Let $[n]=\{ 1,2, \ldots , n\}$ be our underlying set. We will consider families $\cal F\subset 2^{[n]}$ of subsets of $[n]$. Sperner's theorem claims that the maximum of $|\cal F|$ is ${n\choose \lfloor n/2 \rfloor}$ under the condition that $\cal F$ contains no pair of distinct members $F, G$ such that $F\subset G$. (Such families will be called Sperner families in what follows.) The so-called YBLM-inequality
$$\sum_{F\in \cal F}{1\over {n\choose |F|}}\leq 1$$
also holds for Sperner families. This is an obvious strengthening of Sperner's theorem. Let $\cal F_i$ be the subfamily of $\cal F$ consisting of its $i$-element members. Introducing the notation $f_i=f_i(\cal F)=|\cal F_i|$ the YBLM-inequality can be rewritten in the following form.

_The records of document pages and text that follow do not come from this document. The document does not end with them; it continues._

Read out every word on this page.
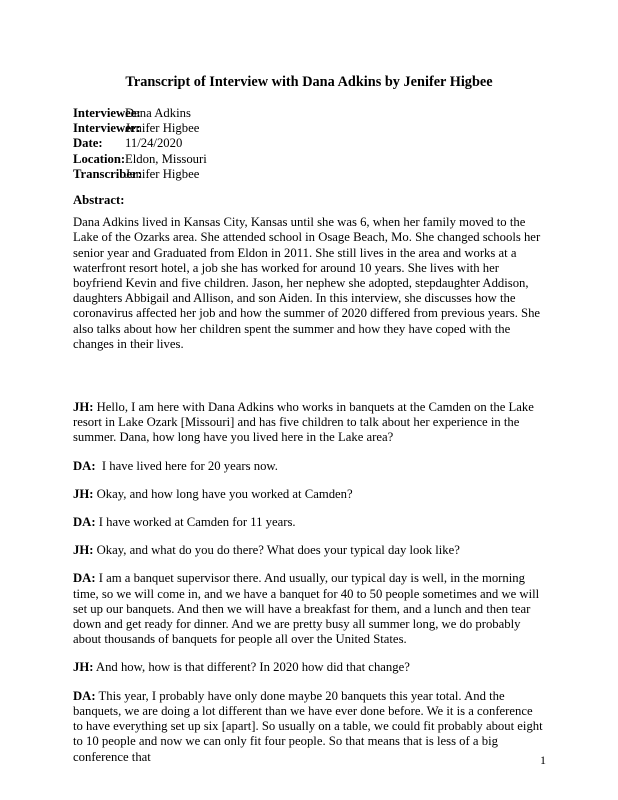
Transcript of Interview with Dana Adkins by Jenifer Higbee
Interviewee:
Dana Adkins
Interviewer:
Jenifer Higbee
Date:	11/24/2020
Location: Eldon, Missouri
Transcriber:
Jenifer Higbee
Abstract:

Dana Adkins lived in Kansas City, Kansas until she was 6, when her family moved to the Lake of the Ozarks area. She attended school in Osage Beach, Mo. She changed schools her senior year and Graduated from Eldon in 2011. She still lives in the area and works at a waterfront resort hotel, a job she has worked for around 10 years. She lives with her boyfriend Kevin and five children. Jason, her nephew she adopted, stepdaughter Addison, daughters Abbigail and Allison, and son Aiden. In this interview, she discusses how the coronavirus affected her job and how the summer of 2020 differed from previous years. She also talks about how her children spent the summer and how they have coped with the changes in their lives.

JH: Hello, I am here with Dana Adkins who works in banquets at the Camden on the Lake resort in Lake Ozark [Missouri] and has five children to talk about her experience in the summer. Dana, how long have you lived here in the Lake area?

DA:  I have lived here for 20 years now.

JH: Okay, and how long have you worked at Camden?

DA: I have worked at Camden for 11 years.

JH: Okay, and what do you do there? What does your typical day look like?

DA: I am a banquet supervisor there. And usually, our typical day is well, in the morning time, so we will come in, and we have a banquet for 40 to 50 people sometimes and we will set up our banquets. And then we will have a breakfast for them, and a lunch and then tear down and get ready for dinner. And we are pretty busy all summer long, we do probably about thousands of banquets for people all over the United States.

JH: And how, how is that different? In 2020 how did that change?

DA: This year, I probably have only done maybe 20 banquets this year total. And the banquets, we are doing a lot different than we have ever done before. We it is a conference to have everything set up six [apart]. So usually on a table, we could fit probably about eight to 10 people and now we can only fit four people. So that means that is less of a big conference that	1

$$\sum_{i=0}^n{f_i\over {n\choose i}}\leq 1.$$
Call the vector $(f_0(\cal F), f_1(\cal F),\ldots ,f_n(\cal F))$ the profile vector of $\cal F$. The inequality expresses that the profile vectors of Sperner families are below the corresponding hyperplane. Bey gave a strengthening: a stronger quadratic inequality having the same property. Griggs and the author improved Bey's inequality by a system of pieces of hyperplanes.